Il faut dire aussi que M. Coquelin aîné est exquis dans le rôle de Chantelaur, trop exquis peut-être : une étoffe un peu grossière supporte mal ces broderies de la diction. M. Coquelin cadet fait Pinteau : jouant, par extraordinaire, un rôle qui n’est pas de pure charge, il se contente avec sagesse de s’y prouver bon comédien. Mme Jouassain prête à la belle-mère une autorité peut-être un peu grave, mais vertement comique. M. de Féraudy tient avec intelligence un petit rôle; pour le reste des personnages, ils ne font que figurer.

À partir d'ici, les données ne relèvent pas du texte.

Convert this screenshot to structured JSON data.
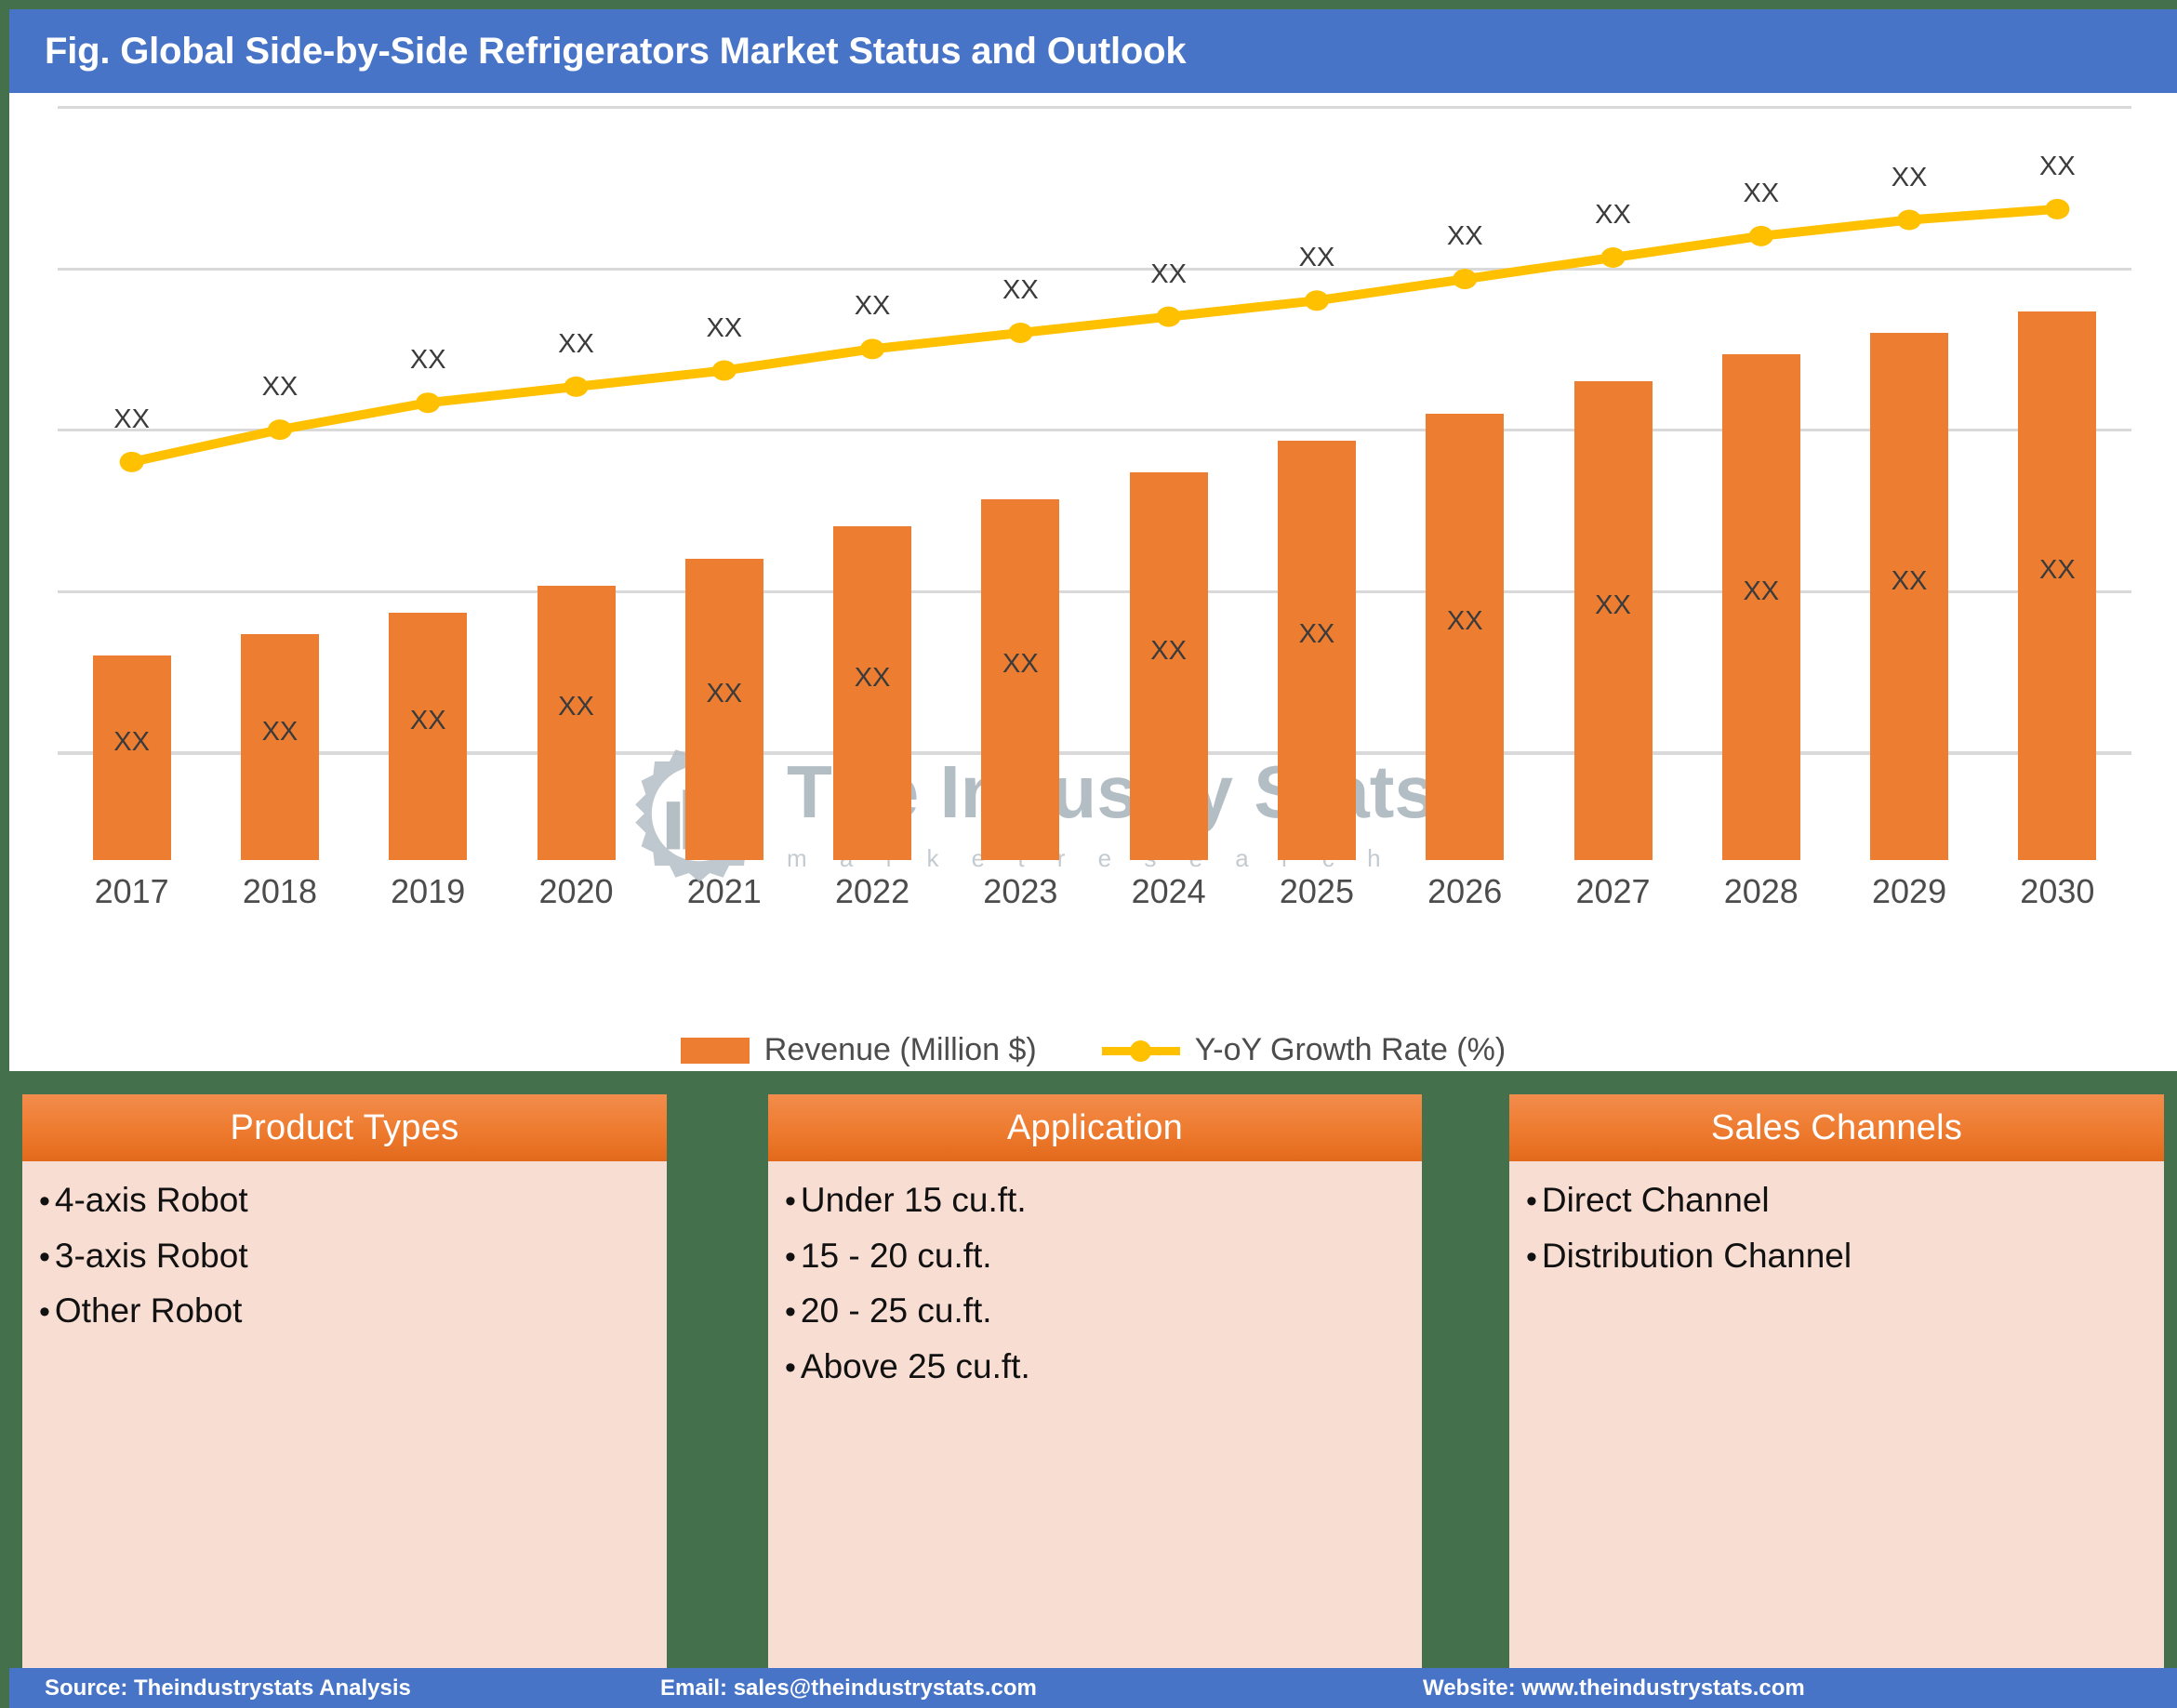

Quelle que soit la qualité de l’ouvrage, il convient de louer la Comédie-Française de son intention : elle a fait effort pour s’égayer. Cependant, la Porte-Saint-Martin jouait un Macbeth auquel nous reviendrons un jour, et qui peut se donner, quel qu’il soit, pour un essai littéraire; l’Odéon, après l’Athlète, de M. Fournier, un badinage en vers, représentait Bérénice avec l’aide de la bien disante Mlle Hadamard. L’anniversaire de la naissance de Corneille revenait sur l’affiche; et, en même temps, y reparaissait, rue Richelieu, un à-propos de M. Emile Moreau, déjà produit l’an dernier. Le neuf manque-t-il donc? Justement, MM. les sociétaires auraient trouvé dans un volume de saynètes, publié cette semaine[1], un petit acte en vers, le Mariage de Corneille, qui eût fait leur affaire. Mais, quelque bon exemple qu’elle se laisse donner par les autres, et quelque négligence qu’elle mette à remplir certains devoirs, nous tenons quitte aujourd’hui de tout reproche cette grave personne qui se nomme la Comédie-Française : il lui sera beaucoup pardonné, parce qu’elle a voulu rire.


LOUIS GANDERAX.

  1. On va commencer, par M. Pontserrez; Tresse, éditeur.